Mosquito Creek Lake (formerly Mosquito Creek Reservoir) is a reservoir in Trumbull County, Ohio, United States. The lake is fed by Mosquito Creek and Walnut Creek. The southern portion of the lake is included in Mosquito Lake State Park, and the city of Cortland is just off its eastern shore. Construction of the lake was completed in 1944.

==Description==
Mosquito Creek Lake is a man-made reservoir. It is the second-largest inland lake in Ohio. Depth averages 8 to 15 ft (depending on season), but the southern end towards the dam averages 20 to 25 ft. The northern end is considerably more shallow, with depths averaging only 4 to 10 ft. Surrounding the lake's southern end is Mosquito Lake State Park, and it is bisected by the Ohio State Route 88 causeway. The drainage area for lake is 97.4 sqmi. It is approximately 6 mi northeast of Warren.

==History==
Initial plans for Mosquito Creek Reservoir were developed in the 1930s. The reservoir was authorized by the Flood Control Act of 1938 and it was constructed as a means for flood control and the regulation of streamflow. Construction of the dam that created the lake was completed by the U.S. Army Corps of Engineers in April 1944. The reservoir provides flood protection for the upper Ohio River, Beaver River and the Mahoning River valley. Additional benefits contemplated were reduction in pollution from local steel processing, and the provision of a water supply for the city of Warren.
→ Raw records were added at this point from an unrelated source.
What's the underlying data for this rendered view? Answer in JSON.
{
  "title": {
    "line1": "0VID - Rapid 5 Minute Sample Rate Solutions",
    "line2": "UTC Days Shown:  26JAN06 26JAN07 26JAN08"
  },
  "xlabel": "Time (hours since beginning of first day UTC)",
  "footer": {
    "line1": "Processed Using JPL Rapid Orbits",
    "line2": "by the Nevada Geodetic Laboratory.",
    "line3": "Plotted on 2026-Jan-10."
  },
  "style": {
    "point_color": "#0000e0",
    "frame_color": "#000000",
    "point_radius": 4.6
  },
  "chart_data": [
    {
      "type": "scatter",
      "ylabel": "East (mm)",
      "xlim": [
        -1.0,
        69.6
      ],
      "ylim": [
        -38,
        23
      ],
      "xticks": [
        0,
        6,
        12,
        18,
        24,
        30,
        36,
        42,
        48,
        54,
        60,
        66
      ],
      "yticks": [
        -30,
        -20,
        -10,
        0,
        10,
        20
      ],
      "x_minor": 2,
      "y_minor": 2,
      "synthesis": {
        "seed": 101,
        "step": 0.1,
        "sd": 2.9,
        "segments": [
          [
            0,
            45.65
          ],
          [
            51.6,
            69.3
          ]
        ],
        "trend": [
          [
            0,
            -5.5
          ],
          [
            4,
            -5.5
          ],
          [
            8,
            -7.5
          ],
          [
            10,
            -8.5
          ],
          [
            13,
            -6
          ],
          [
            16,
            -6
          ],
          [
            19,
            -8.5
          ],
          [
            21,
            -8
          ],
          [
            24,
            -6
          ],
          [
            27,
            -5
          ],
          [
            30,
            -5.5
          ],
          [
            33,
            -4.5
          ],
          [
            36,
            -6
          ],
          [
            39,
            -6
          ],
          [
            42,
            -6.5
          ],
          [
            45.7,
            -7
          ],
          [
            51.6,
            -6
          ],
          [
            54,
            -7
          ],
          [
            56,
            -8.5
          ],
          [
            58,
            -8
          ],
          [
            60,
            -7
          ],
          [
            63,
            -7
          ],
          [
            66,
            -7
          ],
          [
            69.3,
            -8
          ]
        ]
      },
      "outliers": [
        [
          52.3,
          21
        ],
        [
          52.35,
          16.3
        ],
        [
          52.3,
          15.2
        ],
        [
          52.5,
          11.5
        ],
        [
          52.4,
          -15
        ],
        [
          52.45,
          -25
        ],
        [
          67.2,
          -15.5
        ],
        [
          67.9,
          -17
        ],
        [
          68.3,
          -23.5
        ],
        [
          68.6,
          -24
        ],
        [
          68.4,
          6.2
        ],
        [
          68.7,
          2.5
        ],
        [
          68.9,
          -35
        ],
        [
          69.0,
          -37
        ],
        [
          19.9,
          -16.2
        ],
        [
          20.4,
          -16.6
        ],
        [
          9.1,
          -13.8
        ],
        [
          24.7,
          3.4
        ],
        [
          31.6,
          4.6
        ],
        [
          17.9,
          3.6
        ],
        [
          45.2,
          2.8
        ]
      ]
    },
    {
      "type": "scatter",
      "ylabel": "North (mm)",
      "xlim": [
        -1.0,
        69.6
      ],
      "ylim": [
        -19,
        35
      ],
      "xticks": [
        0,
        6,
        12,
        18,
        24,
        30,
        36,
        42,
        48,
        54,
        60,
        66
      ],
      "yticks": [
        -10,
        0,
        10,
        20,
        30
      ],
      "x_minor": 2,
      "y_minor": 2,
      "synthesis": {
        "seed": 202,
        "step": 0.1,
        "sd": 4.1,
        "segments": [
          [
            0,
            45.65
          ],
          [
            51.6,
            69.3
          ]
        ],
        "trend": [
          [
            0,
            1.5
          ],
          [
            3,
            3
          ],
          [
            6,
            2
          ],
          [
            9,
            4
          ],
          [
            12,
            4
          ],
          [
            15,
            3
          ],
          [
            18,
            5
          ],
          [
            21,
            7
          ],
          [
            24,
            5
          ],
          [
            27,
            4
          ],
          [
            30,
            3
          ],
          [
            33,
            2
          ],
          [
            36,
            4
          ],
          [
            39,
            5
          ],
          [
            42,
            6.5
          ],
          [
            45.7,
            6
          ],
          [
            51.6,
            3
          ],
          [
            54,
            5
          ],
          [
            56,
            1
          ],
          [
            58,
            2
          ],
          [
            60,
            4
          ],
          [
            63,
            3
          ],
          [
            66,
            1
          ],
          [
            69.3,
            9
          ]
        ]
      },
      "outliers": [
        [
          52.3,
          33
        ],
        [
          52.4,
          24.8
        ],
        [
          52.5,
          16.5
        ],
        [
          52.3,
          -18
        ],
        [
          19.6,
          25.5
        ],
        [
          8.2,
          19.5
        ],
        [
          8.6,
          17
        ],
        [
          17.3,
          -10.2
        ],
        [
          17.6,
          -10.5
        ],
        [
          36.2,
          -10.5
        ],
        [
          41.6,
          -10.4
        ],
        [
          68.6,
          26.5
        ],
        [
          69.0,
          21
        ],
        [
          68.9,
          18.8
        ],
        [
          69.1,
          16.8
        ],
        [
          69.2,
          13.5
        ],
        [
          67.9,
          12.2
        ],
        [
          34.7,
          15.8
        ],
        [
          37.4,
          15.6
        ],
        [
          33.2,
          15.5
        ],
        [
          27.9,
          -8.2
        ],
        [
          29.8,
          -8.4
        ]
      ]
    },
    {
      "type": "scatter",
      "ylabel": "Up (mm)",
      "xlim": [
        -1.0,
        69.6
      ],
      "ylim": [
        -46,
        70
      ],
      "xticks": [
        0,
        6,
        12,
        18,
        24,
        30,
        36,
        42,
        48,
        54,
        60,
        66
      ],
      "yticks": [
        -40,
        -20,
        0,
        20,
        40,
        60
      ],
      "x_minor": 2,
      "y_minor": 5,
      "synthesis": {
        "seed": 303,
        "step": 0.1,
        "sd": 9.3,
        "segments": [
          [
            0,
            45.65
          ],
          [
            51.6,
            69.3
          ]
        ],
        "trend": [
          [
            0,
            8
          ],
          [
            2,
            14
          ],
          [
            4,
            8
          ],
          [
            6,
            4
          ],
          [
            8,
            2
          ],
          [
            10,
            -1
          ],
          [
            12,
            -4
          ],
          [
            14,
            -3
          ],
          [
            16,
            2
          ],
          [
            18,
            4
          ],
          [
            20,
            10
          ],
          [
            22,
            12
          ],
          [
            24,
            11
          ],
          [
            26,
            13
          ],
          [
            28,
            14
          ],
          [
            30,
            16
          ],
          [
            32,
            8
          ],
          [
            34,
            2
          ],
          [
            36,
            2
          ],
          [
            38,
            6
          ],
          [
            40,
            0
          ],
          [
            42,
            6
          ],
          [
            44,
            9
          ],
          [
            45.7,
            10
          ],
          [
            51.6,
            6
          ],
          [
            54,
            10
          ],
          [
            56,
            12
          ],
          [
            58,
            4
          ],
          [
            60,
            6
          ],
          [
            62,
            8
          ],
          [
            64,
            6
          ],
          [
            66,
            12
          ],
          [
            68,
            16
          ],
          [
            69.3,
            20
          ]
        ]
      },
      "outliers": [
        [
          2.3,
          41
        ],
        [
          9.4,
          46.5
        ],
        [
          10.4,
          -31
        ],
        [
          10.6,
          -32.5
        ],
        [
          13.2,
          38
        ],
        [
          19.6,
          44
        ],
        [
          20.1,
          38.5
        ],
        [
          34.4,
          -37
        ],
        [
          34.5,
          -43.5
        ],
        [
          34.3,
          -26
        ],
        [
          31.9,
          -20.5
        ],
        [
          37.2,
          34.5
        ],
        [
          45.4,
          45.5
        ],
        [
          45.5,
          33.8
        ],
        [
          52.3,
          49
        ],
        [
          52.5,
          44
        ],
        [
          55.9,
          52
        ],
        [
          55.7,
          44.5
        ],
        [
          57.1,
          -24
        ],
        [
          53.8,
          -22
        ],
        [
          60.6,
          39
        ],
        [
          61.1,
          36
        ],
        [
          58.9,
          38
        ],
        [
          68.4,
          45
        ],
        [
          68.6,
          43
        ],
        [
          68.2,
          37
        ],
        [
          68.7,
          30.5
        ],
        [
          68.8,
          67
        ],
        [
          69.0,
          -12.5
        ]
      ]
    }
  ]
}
In 1971, the Board on Geographic Names Decisions officially changed the name from Mosquito Creek Reservoir to Mosquito Creek Lake.

==Recreation==
The lake is surrounded by Mosquito Lake State Park, operated by the Ohio Department of Natural Resources. There are picnicking and camping, as well as designated hiking trails. Opportunities for water recreation are provided, including dock rentals, boat ramps, and various watercraft rentals. Fishing for flathead catfish is highly recommended at the location. Other species recreationally fished in the lake are bluegill, channel catfish, crappie, largemouth bass, northern pike, ring perch, and walleye.

==Ecological issues==
The north part of the lake is a designated refuge for waterfowl. Boating and fishing are prohibited in these areas. There has been concern that the invasive Asian carp will reach Lake Erie via Mosquito Creek Reservoir, but the probability of this has been deemed low. Invasive Zebra mussels have proliferated in the lake. This causes the lake's water to be clearer than normal, and subsequently, water-plants are able to thrive in the ecosystem. Soon after construction, the lake's water was considered among the best in the area, but man-made pollution from nearby residential areas has been a concern.